There are tools that compile these docstring into a full documentation, like Sphinx. Add to the requirements.txt
the following
sphinx
sphinxcontrib-napoleon
and run pip install -r requirements.txt
. Now start sphinx with
mkdir docs
cd docks
sphinx-quickstart
Sphinx guides you through the process. Make sure to choose the option for separate folders for source and build (we will track the source and gitignore the build), and to activate autodoc
and githubpages
.
Once the initial setup is ready, go to the source
folder and open conf.py
. Uncomment the lines import os
and import sys
, and tell Sphinx the location of your python files with
sys.path.insert(0, os.path.abspath('../../myproject'))
Look for the extensions = [
, and add to the list 'sphinx.ext.napoleon'
.
Now we’re ready to start adding the documentation files. First, open index.rst
and add one line for each module in your project, without the extension .py
. Be careful with spaces and indentations, you should have something like this:
Welcome to myproject's documentation!
=====================================
.. toctree::
:maxdepth: 2
:caption: Contents:
mymodule
anothermodule
moremodules
Indices and tables
==================
For each line that you added, create a .rst
file with the same name, and with the text
mymodule
--------
.. automodule:: mymodule
:members:
:undoc-members:
:show-inheritance:
Execute the command
make html
to generate the documentation. Open with your browser the file docs/build/html/index.html
to see a local preview of the documentation.
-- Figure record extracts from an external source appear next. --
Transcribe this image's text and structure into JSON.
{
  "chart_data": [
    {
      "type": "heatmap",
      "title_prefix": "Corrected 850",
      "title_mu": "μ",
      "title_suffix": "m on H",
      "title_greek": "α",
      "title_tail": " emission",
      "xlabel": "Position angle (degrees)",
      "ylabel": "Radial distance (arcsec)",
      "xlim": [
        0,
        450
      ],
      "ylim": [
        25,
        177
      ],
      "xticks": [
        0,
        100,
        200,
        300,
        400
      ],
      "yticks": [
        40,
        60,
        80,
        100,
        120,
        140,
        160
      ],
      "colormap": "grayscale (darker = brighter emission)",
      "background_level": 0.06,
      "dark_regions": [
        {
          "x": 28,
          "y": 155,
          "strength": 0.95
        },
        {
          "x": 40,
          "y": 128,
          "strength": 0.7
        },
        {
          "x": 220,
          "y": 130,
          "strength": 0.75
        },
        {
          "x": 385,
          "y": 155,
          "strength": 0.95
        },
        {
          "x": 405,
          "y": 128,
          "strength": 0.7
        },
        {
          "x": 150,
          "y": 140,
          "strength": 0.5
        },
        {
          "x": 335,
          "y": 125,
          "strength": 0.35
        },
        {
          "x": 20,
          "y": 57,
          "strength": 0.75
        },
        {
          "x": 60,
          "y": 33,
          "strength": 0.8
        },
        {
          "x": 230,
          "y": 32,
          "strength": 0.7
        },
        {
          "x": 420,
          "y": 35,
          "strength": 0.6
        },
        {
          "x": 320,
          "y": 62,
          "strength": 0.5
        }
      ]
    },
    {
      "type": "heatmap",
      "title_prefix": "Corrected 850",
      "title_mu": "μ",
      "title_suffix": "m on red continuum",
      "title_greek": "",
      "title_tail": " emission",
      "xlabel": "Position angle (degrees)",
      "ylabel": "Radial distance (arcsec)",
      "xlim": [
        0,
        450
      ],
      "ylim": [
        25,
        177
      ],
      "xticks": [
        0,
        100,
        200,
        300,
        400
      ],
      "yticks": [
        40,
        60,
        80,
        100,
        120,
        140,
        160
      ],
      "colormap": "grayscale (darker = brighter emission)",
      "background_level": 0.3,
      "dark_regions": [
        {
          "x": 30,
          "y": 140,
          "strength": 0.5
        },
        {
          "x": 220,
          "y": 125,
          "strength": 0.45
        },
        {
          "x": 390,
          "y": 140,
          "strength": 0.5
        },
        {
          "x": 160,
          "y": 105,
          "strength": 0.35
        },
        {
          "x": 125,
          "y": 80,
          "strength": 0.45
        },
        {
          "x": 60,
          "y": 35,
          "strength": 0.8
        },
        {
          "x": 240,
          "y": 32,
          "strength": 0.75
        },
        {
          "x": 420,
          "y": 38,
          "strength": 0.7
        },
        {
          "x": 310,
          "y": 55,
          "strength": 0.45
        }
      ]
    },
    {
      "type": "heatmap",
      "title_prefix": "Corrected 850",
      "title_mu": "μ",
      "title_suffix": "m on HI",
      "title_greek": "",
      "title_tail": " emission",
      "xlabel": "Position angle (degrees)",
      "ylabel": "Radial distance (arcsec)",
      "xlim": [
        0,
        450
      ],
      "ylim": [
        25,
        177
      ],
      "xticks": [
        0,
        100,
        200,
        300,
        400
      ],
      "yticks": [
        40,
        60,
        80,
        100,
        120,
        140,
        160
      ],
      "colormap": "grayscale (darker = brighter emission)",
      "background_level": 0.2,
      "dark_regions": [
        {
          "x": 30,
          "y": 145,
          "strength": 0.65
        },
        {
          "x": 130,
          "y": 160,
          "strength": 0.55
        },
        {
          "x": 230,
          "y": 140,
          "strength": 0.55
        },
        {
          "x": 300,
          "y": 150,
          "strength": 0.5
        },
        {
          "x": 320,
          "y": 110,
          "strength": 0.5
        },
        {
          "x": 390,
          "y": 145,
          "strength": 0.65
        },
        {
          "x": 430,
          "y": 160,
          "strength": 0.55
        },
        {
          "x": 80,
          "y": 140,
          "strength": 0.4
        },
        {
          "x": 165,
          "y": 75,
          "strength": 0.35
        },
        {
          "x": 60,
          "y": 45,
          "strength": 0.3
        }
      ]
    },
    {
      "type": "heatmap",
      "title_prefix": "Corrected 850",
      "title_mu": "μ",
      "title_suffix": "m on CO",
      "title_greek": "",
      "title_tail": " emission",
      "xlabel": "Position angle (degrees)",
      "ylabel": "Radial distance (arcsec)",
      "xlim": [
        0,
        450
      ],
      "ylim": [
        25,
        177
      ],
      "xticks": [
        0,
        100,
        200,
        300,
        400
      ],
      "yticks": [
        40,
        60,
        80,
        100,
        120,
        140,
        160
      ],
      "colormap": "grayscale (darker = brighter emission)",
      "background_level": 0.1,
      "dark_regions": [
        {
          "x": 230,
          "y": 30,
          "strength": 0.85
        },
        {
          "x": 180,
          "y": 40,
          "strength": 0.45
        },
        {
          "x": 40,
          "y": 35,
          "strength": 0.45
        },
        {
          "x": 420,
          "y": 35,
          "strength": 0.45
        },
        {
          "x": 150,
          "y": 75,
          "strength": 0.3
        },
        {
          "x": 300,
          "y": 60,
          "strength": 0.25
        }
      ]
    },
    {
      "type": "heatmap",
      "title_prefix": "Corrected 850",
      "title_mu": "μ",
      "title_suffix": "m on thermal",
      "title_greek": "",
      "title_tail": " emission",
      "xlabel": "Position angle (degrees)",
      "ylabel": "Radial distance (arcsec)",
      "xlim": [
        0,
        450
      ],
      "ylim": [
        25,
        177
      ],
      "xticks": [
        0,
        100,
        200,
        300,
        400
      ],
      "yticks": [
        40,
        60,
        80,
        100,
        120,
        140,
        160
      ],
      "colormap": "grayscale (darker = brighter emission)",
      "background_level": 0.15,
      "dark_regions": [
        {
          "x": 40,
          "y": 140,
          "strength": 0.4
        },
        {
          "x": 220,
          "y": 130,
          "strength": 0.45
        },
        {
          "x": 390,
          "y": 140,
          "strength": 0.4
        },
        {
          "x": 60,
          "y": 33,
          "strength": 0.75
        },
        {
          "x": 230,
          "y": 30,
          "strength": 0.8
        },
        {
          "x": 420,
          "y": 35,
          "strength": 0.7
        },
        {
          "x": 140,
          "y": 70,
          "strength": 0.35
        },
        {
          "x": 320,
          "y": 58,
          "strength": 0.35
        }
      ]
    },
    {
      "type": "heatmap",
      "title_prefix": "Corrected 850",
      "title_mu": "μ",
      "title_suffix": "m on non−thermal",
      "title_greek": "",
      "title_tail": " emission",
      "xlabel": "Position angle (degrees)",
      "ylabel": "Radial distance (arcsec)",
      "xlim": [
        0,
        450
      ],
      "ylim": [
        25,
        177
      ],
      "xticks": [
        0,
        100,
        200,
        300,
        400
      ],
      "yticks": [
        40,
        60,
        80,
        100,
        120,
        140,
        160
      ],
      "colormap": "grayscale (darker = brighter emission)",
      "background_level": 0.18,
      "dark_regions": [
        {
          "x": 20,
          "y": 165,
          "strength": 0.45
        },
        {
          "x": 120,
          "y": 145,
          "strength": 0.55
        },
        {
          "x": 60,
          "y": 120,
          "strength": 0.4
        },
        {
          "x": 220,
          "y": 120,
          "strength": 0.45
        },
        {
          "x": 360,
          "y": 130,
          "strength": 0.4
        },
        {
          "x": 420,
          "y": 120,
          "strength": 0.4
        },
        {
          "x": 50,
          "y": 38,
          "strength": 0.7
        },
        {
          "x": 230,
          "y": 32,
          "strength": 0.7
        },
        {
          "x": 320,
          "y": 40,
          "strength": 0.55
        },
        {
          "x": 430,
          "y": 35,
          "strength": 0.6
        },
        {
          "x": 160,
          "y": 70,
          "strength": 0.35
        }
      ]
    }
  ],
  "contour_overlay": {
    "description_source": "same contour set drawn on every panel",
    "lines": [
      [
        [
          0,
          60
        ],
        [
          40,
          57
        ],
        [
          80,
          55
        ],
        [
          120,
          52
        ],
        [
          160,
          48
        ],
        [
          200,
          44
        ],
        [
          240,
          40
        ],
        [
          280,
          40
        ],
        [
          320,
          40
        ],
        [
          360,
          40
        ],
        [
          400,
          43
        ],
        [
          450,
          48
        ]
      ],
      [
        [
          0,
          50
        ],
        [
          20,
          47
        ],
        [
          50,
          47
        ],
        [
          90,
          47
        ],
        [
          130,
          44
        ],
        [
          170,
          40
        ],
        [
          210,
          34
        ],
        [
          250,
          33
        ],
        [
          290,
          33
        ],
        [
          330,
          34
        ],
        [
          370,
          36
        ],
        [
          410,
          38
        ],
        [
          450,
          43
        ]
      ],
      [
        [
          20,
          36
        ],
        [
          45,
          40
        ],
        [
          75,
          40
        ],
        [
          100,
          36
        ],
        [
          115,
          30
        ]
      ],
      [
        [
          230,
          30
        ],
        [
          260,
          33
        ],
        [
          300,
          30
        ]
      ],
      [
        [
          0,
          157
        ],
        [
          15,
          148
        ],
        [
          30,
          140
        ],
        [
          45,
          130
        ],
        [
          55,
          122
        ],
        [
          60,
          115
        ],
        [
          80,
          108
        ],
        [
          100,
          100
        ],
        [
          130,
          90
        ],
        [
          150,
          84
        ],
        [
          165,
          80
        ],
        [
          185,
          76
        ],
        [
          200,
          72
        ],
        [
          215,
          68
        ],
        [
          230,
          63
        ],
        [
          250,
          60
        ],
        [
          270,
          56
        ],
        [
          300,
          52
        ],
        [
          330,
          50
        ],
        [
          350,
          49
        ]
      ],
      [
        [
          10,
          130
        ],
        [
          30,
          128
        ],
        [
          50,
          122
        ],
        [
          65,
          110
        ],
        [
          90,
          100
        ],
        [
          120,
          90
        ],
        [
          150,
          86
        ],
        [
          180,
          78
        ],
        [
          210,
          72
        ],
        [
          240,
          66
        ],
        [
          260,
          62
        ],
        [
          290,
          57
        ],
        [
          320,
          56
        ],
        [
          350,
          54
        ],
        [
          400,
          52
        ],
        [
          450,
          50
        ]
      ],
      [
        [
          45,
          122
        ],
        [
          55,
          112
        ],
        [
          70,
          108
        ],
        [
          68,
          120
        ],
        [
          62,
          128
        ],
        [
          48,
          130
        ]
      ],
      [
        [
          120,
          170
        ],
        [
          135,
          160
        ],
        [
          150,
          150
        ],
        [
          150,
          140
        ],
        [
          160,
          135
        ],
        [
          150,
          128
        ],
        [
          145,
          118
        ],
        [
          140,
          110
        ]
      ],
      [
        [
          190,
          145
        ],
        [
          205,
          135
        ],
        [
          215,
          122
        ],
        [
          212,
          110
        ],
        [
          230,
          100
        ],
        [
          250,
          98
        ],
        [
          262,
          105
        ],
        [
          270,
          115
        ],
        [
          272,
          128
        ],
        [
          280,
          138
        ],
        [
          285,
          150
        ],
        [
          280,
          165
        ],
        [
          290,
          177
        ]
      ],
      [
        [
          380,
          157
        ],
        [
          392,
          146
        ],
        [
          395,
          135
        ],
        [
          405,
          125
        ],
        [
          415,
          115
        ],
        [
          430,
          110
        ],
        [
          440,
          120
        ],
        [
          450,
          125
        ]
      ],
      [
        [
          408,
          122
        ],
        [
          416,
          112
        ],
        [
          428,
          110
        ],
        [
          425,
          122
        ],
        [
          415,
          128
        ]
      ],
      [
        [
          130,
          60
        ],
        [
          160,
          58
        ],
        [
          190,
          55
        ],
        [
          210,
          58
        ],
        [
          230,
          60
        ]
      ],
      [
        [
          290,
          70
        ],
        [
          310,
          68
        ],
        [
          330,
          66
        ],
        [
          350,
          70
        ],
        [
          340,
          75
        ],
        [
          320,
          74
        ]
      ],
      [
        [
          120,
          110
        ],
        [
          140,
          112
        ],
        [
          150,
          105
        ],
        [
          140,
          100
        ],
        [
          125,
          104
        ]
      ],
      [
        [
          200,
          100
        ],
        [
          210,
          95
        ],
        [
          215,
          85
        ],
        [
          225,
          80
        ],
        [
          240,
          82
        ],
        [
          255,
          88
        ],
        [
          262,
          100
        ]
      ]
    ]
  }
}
To upload the documentation to GitHub pages, add this action to your .github/workflows
folder. Each time that you push, the results of build html
will automatically be saved to the gh-pages
branch of your repo. To publish it as a webpage, go to the Settings page of the GitHub repo, click on Pages, and select as source the gh-pages
branch. The documentation will be available at https://myusername.github.io/myproject/
, and always up-to-date with the chages you push.